Fallen Crest Family (Fallen Crest High #2)(17)
I pulled away to collect my purse. "I have to go. I have to be back before she finds me gone."
He snorted again, but followed me downstairs and to my car. When I slipped inside, he knelt beside the window.
"Mason, I have to go."
Panic was starting to seep in. He just didn't get it.
"I know." Irritation flashed over his face. "Look, how do I see you? I'm not following these stupid rules. Forget it."
"She'll have you arrested—"
He rolled his eyes. "No, she won't. I know my dad. He won't allow that."
I shook my head. "Mason, you didn't hear my mom. She really meant it. She'll do it without his approval. He might not even know about it, but I know she'll do it. Something's happened to my mom. She's not the same anymore. She's how she used to be—" I bit off my words. Again. It was best if no one knew how she had been. They wouldn't know how to handle her. They didn't know how to handle her now.
Then I felt his eyes on me. They were seeing through me like they always had. Everything was going to be ruined. I felt it in my bones. She was going to ruin everything.
"Look, I love you. I won't let her do anything, okay? How do I see you?"
I shrugged, but I needed to go. It was five in the morning. James would be up soon. He was the early riser in the family. I had thirty minutes and it took me over twenty to drive there. "I have to go!"
"Okay, okay."
He jerked away from the car and I pushed down the accelerator. My car shot out of there. On the drive there, I gripped onto the steering wheel with white knuckles. I could barely breathe. Every light seemed to turn red when I got there. Curses slipped from me as I fought myself from tearing through the lights. It wasn't the worry of safety since traffic wasn't too bad, but I couldn't risk the chance of getting a ticket. Then they'd know. My mom would know.
As soon as I pulled into the driveway, I sprinted to the basement area and slid in through the bottom door. Then I let loose a huge breath. My hands were trembling, but I tried to be as silent as I could as I made my way up the back steps to my room.
When I got to my room, I couldn't calm down. Panic rose within me. My arms still shook. I tried crawling into Mason's bed. That didn't help either. There was a ball at the bottom of my stomach. It was twisting and churning, rolling over and over. The unease in me was burning up and all my emotions were fuel to its fire. It was lit and as I tried to ignore it, the flame built and built. Finally, I threw back the covers and went to my room for my running clothes. As soon as my sneakers were on and my earbuds were in, I bolted from the house. Everything inside of me was ablaze so I pushed hard in my run.
After an hour, the panic was still in me. It was slick and slimy. It crawled all over my body and I couldn't get rid of it. So I pushed harder. Another hour went by, but I was still feverish. My heart was pounding as the fear acted as a poison. It sent everything into hyperdrive. I was soaked in a cold sweat an hour after that. Then my hands started to tingle, but I continued to go faster. I felt something at my heels. I could hear Analise's voice. She chased me as I was now sprinting down the street. No matter how far I went, how fast I went, I couldn't outrun her. And then I collapsed.
I fell to the ground on someone's front lawn. My arms and legs were spread out and my chest heaved up and down. My pulse pounded throughout my body. It was one solid thumpthumpthump. I felt it all the way through my toes.
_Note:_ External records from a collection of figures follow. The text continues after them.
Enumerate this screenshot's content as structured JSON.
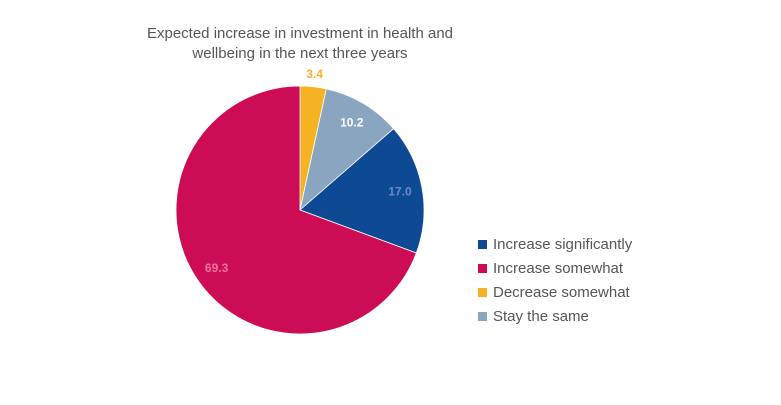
{
  "chart_data": {
    "type": "pie",
    "title": "Expected increase in investment in health and wellbeing in the next three years",
    "title_lines": [
      "Expected increase in investment in health and",
      "wellbeing in the next three years"
    ],
    "categories": [
      "Decrease somewhat",
      "Stay the same",
      "Increase significantly",
      "Increase somewhat"
    ],
    "values": [
      3.4,
      10.2,
      17.0,
      69.3
    ],
    "value_labels": [
      "3.4",
      "10.2",
      "17.0",
      "69.3"
    ],
    "colors": [
      "#f5b324",
      "#8aa5c0",
      "#0e4a94",
      "#cc0c55"
    ],
    "label_colors": [
      "#f5b324",
      "#ffffff",
      "#6f87c9",
      "#e8779e"
    ],
    "start": "12 o'clock, clockwise",
    "legend": {
      "placement": "right",
      "entries": [
        {
          "label": "Increase significantly",
          "color": "#0e4a94"
        },
        {
          "label": "Increase somewhat",
          "color": "#cc0c55"
        },
        {
          "label": "Decrease somewhat",
          "color": "#f5b324"
        },
        {
          "label": "Stay the same",
          "color": "#8aa5c0"
        }
      ]
    }
  }
}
I couldn't move so I remained there and stared at the sky. The sun had risen a few hours ago, but the sounds of the morning were just starting. I should've moved. I looked like a crazy woman, but I couldn't. My limbs had turned off and refused to listen to my brain. I knew to get up, but my heart said to stay still.
I kept breathing. My chest rose up and down. The sick panic in my gut never went away, but I gulped breath after breath and I tried to numb it down.
"Sam?"
Oh god.
My eyes closed as I recognized that voice. I couldn't face him, not like this.
The sound of his car hit me like a cold wave. His tires moved slowly over the gravel on the road as he pulled to the side. Then his engine turned off and I gulped. I knew what was happening. When his door opened and closed, I needed to face facts. He was coming over. He was going to see the near-hysteria on me and he was going to ask questions.
Everything clenched inside of me. Then, as my body lifted up by its own accord, I looked at him with grave eyes. At the sight of him, freshly showered, with a pair of jeans and a tight tee shirt, everything went dead inside of me.
He was everything I was not.
He was the golden boy of a rich private school. He was gorgeous. He had talent. He was the football quarterback, most popular and most wanted guy in our school. He had it all. I had none of it.
I took a gaping breath and tried to remember who I had become, but it didn't matter. In that moment there was no Mason, there was no Logan. Not even Nate. They'd been stripped from me, and I was the same as I always wanted to deny before. I was the unwanted child to a hustler. My mother. I never wanted to admit it, but it was the truth. She had loved someone else, became pregnant with me, and hustled a stand-up guy to marry her. Enter David Strattan. He raised me, loved me—or so I thought—and loved my mother. Then came the time when she found another con, another one that fell in love with her, a better one—wealthier one—than David Strattan.